I did a little gloss on that years later. Lincoln is good medicine. Tubby talks about him sometimes, with his usual appalling lack of comprehension, and among the absolutely deranged it may be effective; but more than once I’ve been among people of all kinds watching Raymond Massey’s Lincoln or Daniel Day-Lewis’s Lincoln, and seen them mesmerized by the words and the great example of his plain but majestic American spirit.
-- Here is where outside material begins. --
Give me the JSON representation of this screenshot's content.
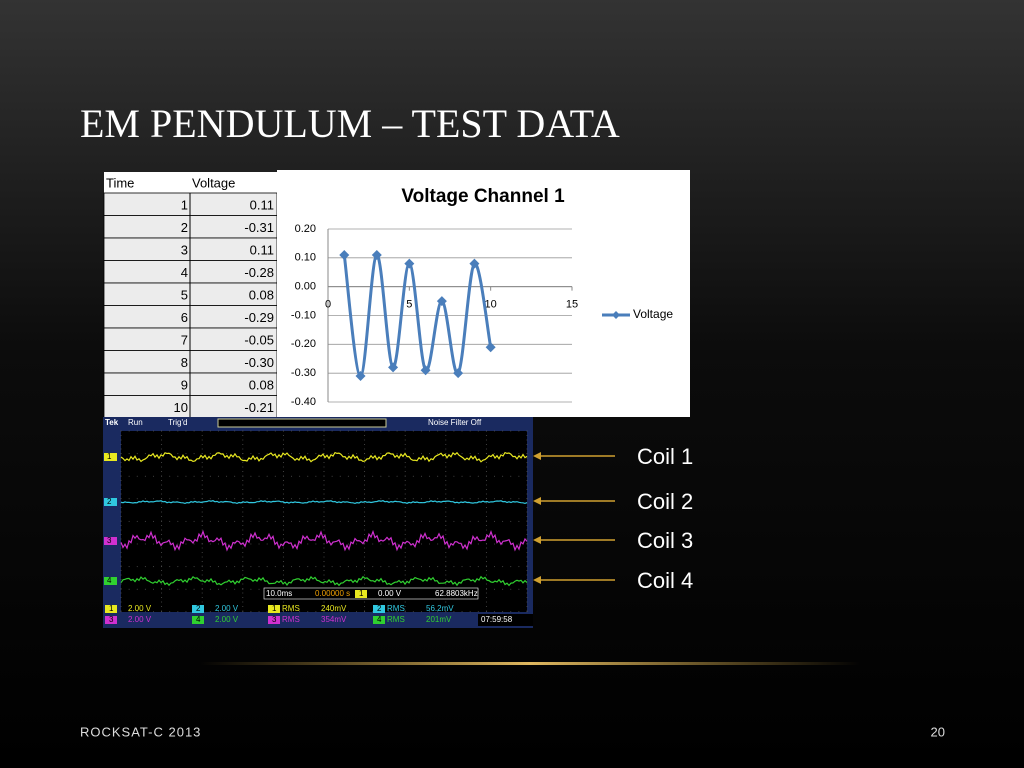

I love the old patriotic songs — like Judy Garland singing The Battle Hymn of the Republic — and the folk tales retold like Benét’s The Devil and Daniel Webster. And I love all the romantically patriotic old movie stuff. There is one such passage in particular that really gets to me these days — and might to you if you’re of a similar turn of mind. It’s up top: James Gleason in Meet John Doe: “I’m a sucker for this country.” If you’re boiling mad today like he was, as millions of others have been and are, remember that, when needed, they’ve always done something about it, and will do again.
What’s yours, citizen?
Thanks for this Roy. Despite what the kids say, sometimes the "cringe" of old fashioned patriotism is the best medicine. America has always been as much an idea as a nation, and we've fallen grievously short of that wonderful idea many times in many ways right from the founding. Obama tapped into both that idea AND reminded people of all the ways we as a nation had failed to live up to it with his urging us toward "a more perfect union." But we've fallen a long, long way since 2008-2015.
But not as far as we've fallen before in our history. We got back up then, who knows, maybe we can get back up now. Happy 4th everybody, and fuck every traitor to the moon and back.
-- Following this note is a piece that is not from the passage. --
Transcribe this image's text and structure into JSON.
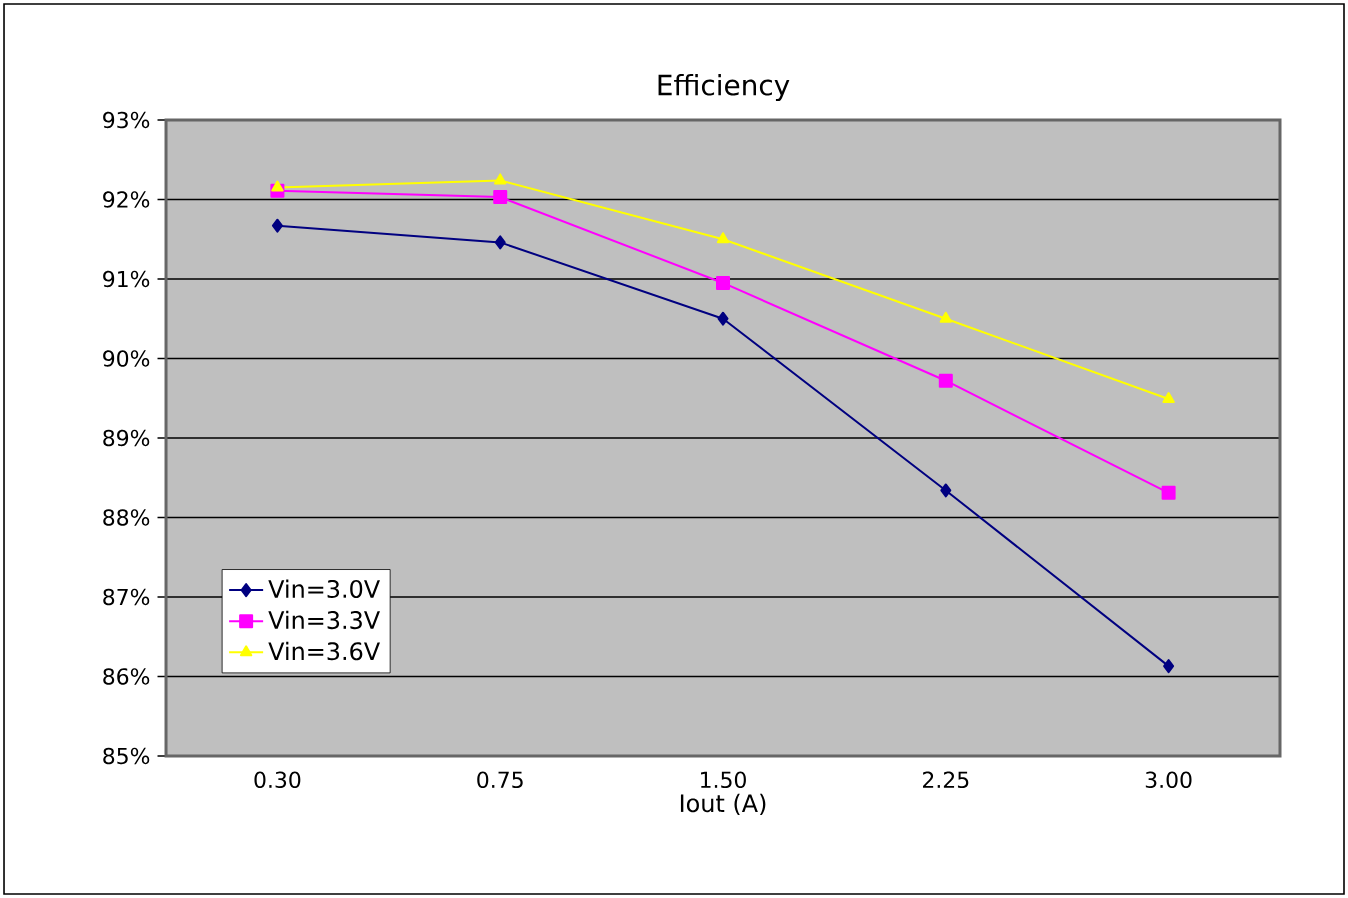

Back during Dubya's administration I was in D.C. and decided to visit the Lincoln Memorial. Inside, the concluding words of the Second Inaugural Address are carved as a frieze around the perimeter: "With malice toward none with charity for all with firmness in the right as God gives us to see the right let us strive on to finish the work we are in to bind up the nation's wounds, to care for him who shall have borne the battle and for his widow and his orphan ~ to do all which may achieve and cherish a just and lasting peace among ourselves and with all nations."
Comparing that eloquent and elevated statement to the discourse then emitting from the White House brought tears to my eyes. It reminded me of the altruistic, pragmatic wisdom of the Marshall Plan. When I was a kid, good parents dutifully took their children to D.C. for lessons in history and civics. Nowadays, good parents dutifully take their children to Disneyworld.
Living in this debased, degraded nation has become almost physically painful for me.